Конечно, устное творчество подчиняется своим собственным законам. По сравнению с литературным произведением в устном рассказе меньше законченности. Но зато упрощение сюжетных ходов, не столь глубокая разработка характера компенсируется интонационным богатством живой речи. Я не случайно привел в пример устные рассказы. Между ними и очерками есть сходство. И устный рассказ, и очерк непременно отправляются от жизненных фактов, от наблюдений автора, получающих его личную оценку, и в то же время эти факты никогда не предстают перед слушателем и читателем в «сыром», так сказать, первобытном виде. Из факта, как любил говорить Горький, надо выжать его смысл.

Между тем в представлении «очевидцев» – тех, конечно, которые обладают невысокой культурой, – очеркист выполняет лишь работу протоколиста, фотографа, копииста, в лучшем случае нелицеприятного и объективного свидетеля в суде.

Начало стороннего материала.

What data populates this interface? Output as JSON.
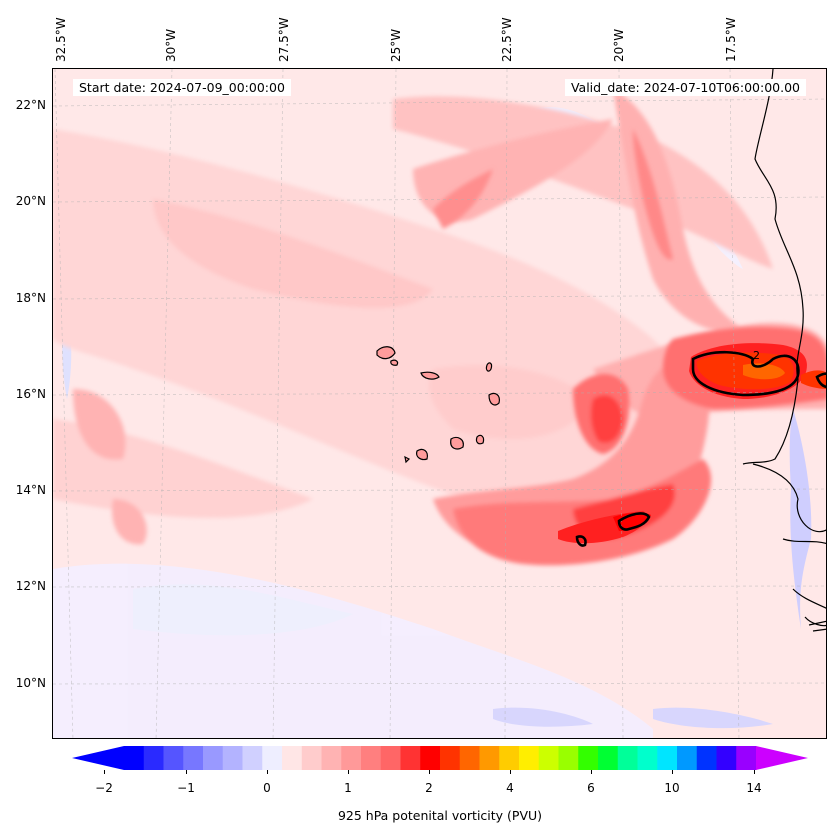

Но оказывается, наука давно уже взяла под сомнение объективность и точность свидетелей в суде. Из книги отца, ученого-юриста, «Психология свидетельских показаний» я узнал об интересном опыте, проделанном в 1912 году Санкт-Петербургским юридическим обществом. Юристы провели среди зрителей шекспировского спектакля «Юлий Цезарь» анкету об условиях театрального убийства. Анкета спрашивала: кто нанес Цезарю первый удар, сколько людей находилось в это время возле него, как был одет убийца и т. п. На анкету ответили десятки культурнейших людей столицы, в том числе, например, А. Ф. Кони. Никто из них, конечно, не был заинтересован в искажении фактов. Вл. И. Немирович-Данченко (шел спектакль Московского Художественного театра) предоставил в распоряжение юристов режиссерский план сцены убийства – это и была истина, с которой сверяли показания зрителей. Обнаружилось, что подавляющее большинство свидетелей театральной драмы дало ошибочные показания и ни одному человеку не удалось точно зафиксировать все, что происходило на сцене.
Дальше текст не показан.